Public Affairs
The Discipline of Coalition Building
The strongest campaigns are coalitions. But coalitions collapse without discipline. Here is what separates the ones that hold.
A coalition is a campaign's force multiplier and its greatest single point of failure. Coalitions that hold deliver outcomes no single member could achieve alone. Coalitions that drift waste every member's budget and poison the relationships inside them.

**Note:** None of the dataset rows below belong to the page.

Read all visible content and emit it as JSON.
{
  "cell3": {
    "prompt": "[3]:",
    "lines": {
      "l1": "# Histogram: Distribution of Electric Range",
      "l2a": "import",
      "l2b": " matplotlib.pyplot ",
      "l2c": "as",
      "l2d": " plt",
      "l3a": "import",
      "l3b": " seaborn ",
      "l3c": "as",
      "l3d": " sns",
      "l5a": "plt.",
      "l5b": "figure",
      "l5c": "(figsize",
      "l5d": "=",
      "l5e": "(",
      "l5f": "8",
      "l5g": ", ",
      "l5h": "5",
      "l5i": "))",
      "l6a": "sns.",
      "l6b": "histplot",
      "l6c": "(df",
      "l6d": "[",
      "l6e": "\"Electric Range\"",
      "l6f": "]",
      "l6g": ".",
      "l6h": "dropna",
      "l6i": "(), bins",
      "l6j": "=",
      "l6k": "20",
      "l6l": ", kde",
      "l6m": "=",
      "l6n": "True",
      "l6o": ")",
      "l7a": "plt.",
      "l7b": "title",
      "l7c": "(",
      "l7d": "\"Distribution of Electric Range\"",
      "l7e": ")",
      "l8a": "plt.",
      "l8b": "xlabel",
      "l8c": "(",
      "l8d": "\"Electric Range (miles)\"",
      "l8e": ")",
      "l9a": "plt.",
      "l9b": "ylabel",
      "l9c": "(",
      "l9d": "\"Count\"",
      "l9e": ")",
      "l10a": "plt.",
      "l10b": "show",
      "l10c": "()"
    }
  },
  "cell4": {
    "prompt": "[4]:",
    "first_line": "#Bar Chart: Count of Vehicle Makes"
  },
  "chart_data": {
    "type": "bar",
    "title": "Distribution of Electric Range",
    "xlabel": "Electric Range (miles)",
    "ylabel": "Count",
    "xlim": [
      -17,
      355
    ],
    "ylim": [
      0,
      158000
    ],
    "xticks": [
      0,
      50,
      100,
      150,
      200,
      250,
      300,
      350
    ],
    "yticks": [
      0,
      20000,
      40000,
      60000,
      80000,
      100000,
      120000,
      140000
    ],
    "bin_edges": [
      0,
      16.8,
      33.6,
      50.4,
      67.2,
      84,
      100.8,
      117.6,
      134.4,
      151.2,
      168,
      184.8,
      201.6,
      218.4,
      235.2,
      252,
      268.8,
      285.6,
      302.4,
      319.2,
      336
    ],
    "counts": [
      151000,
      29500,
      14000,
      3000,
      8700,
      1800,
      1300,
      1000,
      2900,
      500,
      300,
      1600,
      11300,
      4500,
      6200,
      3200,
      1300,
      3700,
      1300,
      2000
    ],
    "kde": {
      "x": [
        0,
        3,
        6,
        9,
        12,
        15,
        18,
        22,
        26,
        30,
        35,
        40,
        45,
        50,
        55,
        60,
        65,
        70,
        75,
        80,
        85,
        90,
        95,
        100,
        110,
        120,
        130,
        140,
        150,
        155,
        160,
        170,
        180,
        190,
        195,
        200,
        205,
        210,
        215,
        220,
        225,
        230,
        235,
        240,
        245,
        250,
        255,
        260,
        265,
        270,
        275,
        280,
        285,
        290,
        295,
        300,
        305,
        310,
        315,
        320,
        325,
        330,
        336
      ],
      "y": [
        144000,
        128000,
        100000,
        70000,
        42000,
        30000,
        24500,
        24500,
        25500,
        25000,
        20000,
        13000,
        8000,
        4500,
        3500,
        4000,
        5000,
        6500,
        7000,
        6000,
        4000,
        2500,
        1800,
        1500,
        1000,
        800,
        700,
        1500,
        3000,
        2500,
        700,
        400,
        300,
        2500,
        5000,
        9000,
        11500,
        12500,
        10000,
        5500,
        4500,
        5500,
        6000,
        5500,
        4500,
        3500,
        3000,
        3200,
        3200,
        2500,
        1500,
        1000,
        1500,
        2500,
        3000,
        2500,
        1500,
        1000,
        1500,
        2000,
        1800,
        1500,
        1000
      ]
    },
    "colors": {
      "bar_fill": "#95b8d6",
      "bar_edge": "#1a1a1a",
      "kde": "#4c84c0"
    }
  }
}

What makes coalitions collapse
Most coalitions collapse on the same three faults. The goal was never agreed in writing, only verbally. Authority over messaging was never resolved. And the exit conditions were never named, so every member stayed in too long or left too early.
The founding document
Coalitions that hold start with a short founding document every member signs. It names the outcome, the period, the contribution from each member, the decision-making process, and the exit conditions. The document is never long. It is the discipline of having it that matters, not the length of it.
Message authority
The question of who decides what the coalition says, when, is the most common fracture point. Coalitions that hold resolve this upstream. One seat holds message authority. Other members contribute to the process but do not have veto over each line. Without this, every statement becomes a negotiation, and the coalition's public voice becomes the lowest common denominator of its members.
Exit conditions, named early
Coalitions end. The question is whether they end well or badly. Coalitions that name their exit conditions at the start, either by date or by trigger event, end cleanly and often re-form later. Coalitions that avoid the conversation end badly and poison the re-forming.
“A coalition is not an agreement to act together. It is an agreement on what happens when you disagree.”